Dutch PM condemns 'criminal violence' in Covid riots

2 min
Advertising

The Hague (AFP)

Dutch Prime Minister Mark Rutte condemned "criminal violence" on Monday after protesters against a coronavirus curfew went on the rampage in several cities.

Police arrested around 250 people after using water cannon and tear gas during demonstrations in Amsterdam, Eindhoven and other towns on Sunday, local media said.

The rioters looted shops, burned cars and torched a coronavirus testing station after the country's first curfew since World War II took effect late Saturday.

"It's unacceptable. All normal people will regard this with horror," Rutte told reporters.

"What motivated these people has nothing to do with protesting, it's criminal violence and we will treat it as such."

Police used water cannon and dogs in the capital Amsterdam against protesters who gathered near the famed Van Gogh museum.

In a larger protest in the southern city of Eindhoven, police fired tear gas to disperse a crowd of several hundred. Businesses were looted at Eindhoven's central train station, where a car was torched.

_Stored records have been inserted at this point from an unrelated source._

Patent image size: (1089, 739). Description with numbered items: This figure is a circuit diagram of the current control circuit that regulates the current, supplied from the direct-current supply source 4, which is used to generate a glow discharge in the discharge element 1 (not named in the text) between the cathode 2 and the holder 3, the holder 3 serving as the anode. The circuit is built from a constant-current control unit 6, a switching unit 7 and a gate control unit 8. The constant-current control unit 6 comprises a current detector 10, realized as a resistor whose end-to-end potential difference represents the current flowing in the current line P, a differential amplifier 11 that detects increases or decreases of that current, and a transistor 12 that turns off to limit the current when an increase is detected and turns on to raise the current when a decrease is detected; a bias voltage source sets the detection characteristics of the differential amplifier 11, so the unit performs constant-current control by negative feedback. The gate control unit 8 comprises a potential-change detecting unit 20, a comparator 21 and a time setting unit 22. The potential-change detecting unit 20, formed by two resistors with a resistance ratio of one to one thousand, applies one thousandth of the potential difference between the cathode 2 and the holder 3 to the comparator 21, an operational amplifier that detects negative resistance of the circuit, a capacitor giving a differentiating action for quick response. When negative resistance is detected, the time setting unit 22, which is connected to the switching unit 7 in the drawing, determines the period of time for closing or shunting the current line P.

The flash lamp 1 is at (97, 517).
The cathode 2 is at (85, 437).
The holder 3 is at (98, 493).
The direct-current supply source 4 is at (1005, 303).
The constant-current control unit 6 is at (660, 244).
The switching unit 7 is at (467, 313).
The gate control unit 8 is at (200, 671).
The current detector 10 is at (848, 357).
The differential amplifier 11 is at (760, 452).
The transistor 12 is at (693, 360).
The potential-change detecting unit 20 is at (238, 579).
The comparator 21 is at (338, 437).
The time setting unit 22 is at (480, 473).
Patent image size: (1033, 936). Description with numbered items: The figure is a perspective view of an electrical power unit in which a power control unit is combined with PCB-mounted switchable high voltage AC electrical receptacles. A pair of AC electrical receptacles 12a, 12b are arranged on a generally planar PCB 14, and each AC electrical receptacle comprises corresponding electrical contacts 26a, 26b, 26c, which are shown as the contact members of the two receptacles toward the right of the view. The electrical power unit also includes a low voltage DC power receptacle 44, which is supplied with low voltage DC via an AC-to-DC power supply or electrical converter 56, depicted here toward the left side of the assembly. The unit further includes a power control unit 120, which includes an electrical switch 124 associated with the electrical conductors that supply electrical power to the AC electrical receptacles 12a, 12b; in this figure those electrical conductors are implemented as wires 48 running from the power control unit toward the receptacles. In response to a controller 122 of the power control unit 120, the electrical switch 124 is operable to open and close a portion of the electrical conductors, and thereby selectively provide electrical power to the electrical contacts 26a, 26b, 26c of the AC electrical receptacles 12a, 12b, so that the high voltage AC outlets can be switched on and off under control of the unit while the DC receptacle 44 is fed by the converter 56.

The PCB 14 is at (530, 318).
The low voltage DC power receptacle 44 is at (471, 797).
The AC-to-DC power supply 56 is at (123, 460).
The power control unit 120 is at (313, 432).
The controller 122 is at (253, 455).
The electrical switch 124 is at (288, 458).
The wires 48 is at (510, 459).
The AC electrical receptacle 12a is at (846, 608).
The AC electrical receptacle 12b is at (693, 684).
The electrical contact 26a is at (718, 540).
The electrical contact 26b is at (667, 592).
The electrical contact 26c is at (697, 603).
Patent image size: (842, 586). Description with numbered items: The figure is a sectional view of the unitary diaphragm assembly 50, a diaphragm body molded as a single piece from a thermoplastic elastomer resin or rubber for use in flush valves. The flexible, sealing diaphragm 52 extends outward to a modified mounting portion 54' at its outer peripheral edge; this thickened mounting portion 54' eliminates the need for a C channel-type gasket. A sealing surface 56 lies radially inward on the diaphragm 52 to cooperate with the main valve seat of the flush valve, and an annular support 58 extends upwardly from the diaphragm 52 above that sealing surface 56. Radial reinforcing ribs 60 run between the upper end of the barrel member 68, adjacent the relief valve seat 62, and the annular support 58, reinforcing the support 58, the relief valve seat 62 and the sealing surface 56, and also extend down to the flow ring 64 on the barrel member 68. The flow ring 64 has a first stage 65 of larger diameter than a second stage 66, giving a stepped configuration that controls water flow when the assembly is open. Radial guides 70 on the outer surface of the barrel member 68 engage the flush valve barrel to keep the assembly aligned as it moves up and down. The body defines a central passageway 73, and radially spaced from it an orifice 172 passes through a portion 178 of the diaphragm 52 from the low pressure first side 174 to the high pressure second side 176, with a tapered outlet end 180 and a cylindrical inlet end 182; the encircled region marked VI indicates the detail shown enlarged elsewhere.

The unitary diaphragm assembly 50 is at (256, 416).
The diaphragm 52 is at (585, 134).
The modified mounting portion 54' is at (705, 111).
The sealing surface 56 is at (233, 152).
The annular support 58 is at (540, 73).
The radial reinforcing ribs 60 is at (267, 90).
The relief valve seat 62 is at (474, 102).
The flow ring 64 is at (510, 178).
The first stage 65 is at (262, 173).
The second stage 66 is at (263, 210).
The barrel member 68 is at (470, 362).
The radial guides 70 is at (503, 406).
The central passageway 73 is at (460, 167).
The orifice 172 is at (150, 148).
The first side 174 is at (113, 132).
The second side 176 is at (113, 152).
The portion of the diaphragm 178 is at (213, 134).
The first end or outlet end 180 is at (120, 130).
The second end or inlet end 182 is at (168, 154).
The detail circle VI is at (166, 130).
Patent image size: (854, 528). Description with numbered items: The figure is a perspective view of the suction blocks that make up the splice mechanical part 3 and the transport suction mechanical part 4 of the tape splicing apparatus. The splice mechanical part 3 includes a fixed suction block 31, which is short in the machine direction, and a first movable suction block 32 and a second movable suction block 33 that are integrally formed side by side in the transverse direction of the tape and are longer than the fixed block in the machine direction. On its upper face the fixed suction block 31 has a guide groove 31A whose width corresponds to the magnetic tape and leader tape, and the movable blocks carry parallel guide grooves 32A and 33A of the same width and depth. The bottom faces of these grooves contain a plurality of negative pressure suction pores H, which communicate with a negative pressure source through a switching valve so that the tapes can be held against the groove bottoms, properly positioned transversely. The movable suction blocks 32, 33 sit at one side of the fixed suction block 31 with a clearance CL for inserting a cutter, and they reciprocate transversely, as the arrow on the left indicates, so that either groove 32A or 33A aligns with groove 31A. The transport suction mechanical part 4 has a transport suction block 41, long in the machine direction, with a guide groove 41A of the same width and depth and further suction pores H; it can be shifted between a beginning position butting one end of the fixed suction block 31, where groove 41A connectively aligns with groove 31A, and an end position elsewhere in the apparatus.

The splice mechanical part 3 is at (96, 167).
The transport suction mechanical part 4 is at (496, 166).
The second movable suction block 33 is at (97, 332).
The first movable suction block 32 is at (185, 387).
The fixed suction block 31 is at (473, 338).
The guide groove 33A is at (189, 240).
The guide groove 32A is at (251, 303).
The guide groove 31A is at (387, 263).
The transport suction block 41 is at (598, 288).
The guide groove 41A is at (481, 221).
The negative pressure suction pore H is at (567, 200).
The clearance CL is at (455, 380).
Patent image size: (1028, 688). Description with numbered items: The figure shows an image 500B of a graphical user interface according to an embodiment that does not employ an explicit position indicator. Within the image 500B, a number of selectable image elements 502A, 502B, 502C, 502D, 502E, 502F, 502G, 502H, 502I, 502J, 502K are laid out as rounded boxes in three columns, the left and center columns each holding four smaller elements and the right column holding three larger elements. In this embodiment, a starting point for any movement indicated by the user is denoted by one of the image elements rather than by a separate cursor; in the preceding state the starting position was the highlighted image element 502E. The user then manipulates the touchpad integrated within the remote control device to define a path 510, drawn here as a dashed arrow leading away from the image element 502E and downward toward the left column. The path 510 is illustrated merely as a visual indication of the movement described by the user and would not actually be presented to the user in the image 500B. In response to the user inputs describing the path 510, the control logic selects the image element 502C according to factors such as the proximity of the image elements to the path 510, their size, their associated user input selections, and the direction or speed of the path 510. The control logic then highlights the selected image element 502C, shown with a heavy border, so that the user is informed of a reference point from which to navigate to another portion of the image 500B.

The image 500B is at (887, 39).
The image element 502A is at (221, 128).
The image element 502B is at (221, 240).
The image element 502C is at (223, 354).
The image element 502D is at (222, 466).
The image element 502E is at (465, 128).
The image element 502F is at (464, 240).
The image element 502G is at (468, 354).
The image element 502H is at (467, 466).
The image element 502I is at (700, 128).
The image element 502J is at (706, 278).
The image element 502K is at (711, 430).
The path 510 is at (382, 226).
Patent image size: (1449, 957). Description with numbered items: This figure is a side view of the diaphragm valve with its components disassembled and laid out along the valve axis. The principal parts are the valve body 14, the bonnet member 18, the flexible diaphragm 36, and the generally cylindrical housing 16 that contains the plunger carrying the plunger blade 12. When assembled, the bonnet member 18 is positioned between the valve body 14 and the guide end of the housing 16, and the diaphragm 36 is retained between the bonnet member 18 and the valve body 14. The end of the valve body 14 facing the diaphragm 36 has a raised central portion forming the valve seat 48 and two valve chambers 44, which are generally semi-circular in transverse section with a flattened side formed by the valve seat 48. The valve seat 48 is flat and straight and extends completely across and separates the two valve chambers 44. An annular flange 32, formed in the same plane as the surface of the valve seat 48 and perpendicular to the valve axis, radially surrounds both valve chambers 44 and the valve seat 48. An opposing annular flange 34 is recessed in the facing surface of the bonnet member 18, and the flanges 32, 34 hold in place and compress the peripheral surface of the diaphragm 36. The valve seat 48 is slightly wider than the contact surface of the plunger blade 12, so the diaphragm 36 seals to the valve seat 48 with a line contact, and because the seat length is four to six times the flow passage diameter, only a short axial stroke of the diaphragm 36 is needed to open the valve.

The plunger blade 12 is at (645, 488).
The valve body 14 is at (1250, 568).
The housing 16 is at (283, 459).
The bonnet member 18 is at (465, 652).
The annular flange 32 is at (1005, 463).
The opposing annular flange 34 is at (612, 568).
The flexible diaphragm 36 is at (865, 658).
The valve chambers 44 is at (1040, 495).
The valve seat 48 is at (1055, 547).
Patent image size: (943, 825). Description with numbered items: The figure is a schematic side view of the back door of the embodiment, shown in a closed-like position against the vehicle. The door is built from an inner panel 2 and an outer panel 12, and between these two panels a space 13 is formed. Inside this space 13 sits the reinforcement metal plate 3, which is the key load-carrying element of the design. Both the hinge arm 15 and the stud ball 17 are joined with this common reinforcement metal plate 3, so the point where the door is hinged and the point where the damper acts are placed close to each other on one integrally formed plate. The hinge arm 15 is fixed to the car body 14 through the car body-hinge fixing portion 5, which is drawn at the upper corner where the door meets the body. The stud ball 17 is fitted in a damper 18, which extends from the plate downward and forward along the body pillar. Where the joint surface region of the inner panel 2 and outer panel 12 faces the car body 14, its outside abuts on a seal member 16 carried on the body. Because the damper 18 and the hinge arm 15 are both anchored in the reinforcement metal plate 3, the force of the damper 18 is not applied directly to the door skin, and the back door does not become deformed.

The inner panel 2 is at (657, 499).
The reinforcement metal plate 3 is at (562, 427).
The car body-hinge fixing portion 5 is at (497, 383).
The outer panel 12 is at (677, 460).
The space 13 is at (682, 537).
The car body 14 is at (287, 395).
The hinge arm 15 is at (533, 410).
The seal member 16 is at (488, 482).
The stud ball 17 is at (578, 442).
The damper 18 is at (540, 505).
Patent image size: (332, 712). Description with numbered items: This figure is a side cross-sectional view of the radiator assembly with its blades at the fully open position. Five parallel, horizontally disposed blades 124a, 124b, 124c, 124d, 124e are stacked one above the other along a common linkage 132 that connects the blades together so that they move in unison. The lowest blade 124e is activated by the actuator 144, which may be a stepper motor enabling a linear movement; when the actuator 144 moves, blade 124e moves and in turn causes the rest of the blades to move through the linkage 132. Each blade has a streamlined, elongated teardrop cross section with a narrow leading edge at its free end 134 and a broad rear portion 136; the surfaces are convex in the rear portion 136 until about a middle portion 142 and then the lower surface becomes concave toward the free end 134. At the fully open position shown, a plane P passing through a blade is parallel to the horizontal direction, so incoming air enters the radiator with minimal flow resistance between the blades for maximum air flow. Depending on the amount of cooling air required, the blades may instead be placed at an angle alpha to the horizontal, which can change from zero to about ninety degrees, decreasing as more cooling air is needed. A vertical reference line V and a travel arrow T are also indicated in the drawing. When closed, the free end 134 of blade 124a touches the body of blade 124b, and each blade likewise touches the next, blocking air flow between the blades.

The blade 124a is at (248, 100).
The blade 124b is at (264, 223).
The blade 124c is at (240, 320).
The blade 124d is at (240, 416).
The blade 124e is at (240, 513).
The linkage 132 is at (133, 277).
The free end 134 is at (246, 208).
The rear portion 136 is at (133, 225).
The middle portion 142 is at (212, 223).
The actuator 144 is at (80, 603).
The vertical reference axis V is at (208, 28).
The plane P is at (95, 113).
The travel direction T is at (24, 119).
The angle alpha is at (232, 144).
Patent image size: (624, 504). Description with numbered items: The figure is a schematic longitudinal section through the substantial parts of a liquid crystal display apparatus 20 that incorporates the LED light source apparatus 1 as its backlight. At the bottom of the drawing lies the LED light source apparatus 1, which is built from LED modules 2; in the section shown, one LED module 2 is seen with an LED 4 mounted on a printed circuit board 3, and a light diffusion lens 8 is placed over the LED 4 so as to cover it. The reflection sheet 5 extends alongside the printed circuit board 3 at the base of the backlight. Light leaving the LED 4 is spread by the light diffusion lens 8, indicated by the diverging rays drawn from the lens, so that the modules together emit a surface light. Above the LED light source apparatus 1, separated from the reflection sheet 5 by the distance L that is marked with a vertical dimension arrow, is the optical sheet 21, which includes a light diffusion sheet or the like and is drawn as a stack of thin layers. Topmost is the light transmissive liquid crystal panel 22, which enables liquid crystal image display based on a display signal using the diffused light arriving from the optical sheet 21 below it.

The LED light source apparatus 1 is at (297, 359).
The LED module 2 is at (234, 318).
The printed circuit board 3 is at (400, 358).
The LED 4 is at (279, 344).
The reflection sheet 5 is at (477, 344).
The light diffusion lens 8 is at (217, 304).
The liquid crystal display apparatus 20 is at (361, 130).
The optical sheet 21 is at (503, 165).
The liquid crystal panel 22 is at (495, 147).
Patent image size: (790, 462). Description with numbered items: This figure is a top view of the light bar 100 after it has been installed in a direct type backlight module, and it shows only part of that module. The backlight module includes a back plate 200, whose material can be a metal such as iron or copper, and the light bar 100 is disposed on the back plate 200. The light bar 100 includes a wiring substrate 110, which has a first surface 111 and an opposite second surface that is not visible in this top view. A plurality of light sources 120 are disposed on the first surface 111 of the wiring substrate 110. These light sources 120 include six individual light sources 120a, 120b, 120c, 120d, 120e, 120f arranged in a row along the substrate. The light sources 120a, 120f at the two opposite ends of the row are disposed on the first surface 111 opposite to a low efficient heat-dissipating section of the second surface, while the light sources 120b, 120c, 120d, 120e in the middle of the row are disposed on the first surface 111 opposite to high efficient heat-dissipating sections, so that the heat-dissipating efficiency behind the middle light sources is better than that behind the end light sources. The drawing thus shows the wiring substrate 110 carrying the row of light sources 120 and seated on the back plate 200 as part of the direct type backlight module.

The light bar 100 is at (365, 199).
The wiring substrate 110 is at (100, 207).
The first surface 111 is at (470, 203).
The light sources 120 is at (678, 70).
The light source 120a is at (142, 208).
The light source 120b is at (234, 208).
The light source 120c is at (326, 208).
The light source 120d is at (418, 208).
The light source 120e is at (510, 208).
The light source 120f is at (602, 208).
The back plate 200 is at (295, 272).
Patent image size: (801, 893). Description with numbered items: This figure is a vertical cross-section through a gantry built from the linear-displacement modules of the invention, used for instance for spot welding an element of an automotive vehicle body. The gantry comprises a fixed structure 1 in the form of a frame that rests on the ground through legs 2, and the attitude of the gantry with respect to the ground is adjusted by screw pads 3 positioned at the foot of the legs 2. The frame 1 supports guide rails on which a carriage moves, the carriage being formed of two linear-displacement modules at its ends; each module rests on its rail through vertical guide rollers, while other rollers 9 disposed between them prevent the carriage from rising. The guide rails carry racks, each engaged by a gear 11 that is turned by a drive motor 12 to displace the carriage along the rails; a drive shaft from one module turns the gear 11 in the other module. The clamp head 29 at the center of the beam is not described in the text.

Eindhoven mayor John Jorritsma likened the situation to "civil war" and called for the army to be sent in.

Rutte condemned the "idiots" who pelted a hospital in the town of Enschede with stones.

Unrest also erupted in The Hague, Breda, Arnhem, Tilburg, Appeldoorn, Venlo and Roermond.

A Covid-19 testing centre was set on fire Saturday evening in the village of Urk in the staunchly Protestant "Bible Belt" in the north of the Netherlands.

Violators of the 9 pm to 4:30 am curfew, which is set to last until at least February 10, face a 95 euro ($115) fine.

Exemptions are allowed for example for people having to work, attend funerals or walk their dogs, on condition that they present a certificate.

The Netherlands was already under its toughest measures since the start of the pandemic, with bars and restaurants having closed in October, and schools and non-essential shops shut since December.

Parliament approved the curfew last week, after insisting it should start half an hour later than originally planned, despite criticism from some lawmakers.